A reduction or loss of smell and taste is frequently reported in the aftermath of COVID-19 and may last longer than 6 months after the acute infection [2].

Hyposmia/hypgeusia or anosmia/ageusia should be objectified e.g. using the SS-16 item sniffin sticks test and taste test. Neurological and/or ENT presentation should include a thorough case history excluding competing or alternative causes. Further laboratory diagnostic and endoscopy may be considered. In addition, atrophy of the olfactory bulb has been reported [20]

Constant and structured olfactory training is recommended [12]. The aim is to stimulate the regeneration of olfactory receptor neurons of the olfactory mucosa. The odor of rose, lemon, eucalyptus and cloves are commonly used (Hüttenbrink KB, et al. Riech- und Schmeckstörungen. S2k-Leitlinie der DGHNOKHC. Stand: 31.10.2016. AWMF online). The application of intranasal corticosteroids has been reported in case reports but remains controversial [18].

Muscle pain, particularly of the proximal muscles, and muscle weakness are commonly reported and may persist for up to 6 months after the acute infection [17, 30].

Subsequent to case history and neurological examination, a laboratory investigation of blood including sedimentation rate, myoglobin, creatine kinase and myositis antibodies if clinically suspected, as well as examination of CSF are recommended. An electrophysiological examination is indicated. These recommendations are in line with existing guidelines regarding muscular and neuromuscular disorder (https://​dgn.​org/​leitlinien/​ll-030-067-diagnostik-bei-polyneuropathien​-2019/​, https://​dgn.​org/​leitlinien/​ll-030-051-diagnostik-und-differenzialdiag​nose-bei-myalgien-2020/​, https://​dgn.​org/​leitlinien/​ll-030-115-diagnostik-von-myopathien-2021).

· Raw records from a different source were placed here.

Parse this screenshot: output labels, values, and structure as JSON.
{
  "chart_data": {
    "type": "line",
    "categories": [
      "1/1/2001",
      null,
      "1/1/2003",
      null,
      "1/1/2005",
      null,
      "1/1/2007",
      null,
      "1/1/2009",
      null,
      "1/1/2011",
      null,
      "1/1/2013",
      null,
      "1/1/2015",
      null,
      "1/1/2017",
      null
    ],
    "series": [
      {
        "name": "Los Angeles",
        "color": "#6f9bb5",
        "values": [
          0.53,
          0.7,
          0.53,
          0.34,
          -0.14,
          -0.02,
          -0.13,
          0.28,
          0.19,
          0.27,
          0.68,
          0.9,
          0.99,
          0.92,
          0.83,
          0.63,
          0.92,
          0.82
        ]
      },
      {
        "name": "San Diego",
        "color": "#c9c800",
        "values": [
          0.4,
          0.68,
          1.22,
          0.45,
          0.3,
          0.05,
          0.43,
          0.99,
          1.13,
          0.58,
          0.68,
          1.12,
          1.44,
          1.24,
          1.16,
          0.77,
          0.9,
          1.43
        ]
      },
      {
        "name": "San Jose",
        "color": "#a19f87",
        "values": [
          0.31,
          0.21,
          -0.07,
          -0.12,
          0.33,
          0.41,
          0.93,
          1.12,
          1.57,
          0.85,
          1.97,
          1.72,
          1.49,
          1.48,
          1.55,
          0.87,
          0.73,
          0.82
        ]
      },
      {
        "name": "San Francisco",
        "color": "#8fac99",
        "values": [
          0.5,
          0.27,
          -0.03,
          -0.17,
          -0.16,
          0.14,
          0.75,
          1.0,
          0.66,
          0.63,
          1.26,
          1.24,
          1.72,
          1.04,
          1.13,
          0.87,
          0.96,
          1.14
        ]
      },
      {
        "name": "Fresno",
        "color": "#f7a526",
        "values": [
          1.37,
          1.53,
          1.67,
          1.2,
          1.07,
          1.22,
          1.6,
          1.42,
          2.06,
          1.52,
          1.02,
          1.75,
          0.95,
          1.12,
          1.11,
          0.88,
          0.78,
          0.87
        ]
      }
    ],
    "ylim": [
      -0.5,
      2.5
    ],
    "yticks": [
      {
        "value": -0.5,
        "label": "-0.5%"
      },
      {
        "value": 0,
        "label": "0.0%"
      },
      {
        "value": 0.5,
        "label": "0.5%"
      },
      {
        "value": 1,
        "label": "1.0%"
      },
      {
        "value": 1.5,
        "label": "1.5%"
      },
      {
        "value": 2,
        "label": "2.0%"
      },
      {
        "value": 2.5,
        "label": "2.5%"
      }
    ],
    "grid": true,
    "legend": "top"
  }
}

Therapeutic procedures depend on diagnostic findings and are applied according to existing guidelines (https://​dgn.​org/​leitlinien/​ll-69-ll-myositissyndrome​). If laboratory results obtain unremarkable, symptomatic treatment can be tried, e.g. administering gabapentine or pregabaline. Physiotherapy and moderate exercise should be implemented.

Pathophysiological mechanisms in PCS and LCS are scarcely understood. Different explanatory pathways are currently discussed e.g. neurotransmitter-mediated changes, an endothelial-microcirculatory dysregulation, persisting (non-specific) post-infectious inflammation and (virus-triggered) immune-mediated mechanisms including humoral and cell-mediated autoimmunity [31]. In most published studies, SARS-CoV-2 RNA was neither detected in CSF, nor intrathecally produced SARS-CoV-2 directed IgG antibodies can be held responsible as the cause of PCS [32]. Neurofilament, a neuronal degeneration marker is interestingly often increased in patients with neurological manifestation during the acute infection, however not in patients with PCS [19]. 18FDG-PET ([18F]-fluorodeoxyglucose positron emission tomography) conducted in LCS patients with cognitive deficit (less than 26/30 points on the MoCA test; Montreal Cognitive Assessment) showed in 10/15 patients a hypometabolism in frontoparietal brain regions [16]. A follow-up [5] of eight patients six months after the acute infection showed an improvement in symptoms and considerable normalization of brain metabolism in PET.

Longitudinal MRI studies have demonstrated changes in the structure of the prefrontal cortex and parahippocampal regions [13].

Already the SARS-1 pandemic has proven that individual patients may retain long-lasting clinical complaints, especially pain, fatigue, depression, and sleep disorders. The lack of disease-specific biomarkers impedes etiological assignment as well as the exclusion of other (premorbid) diseases.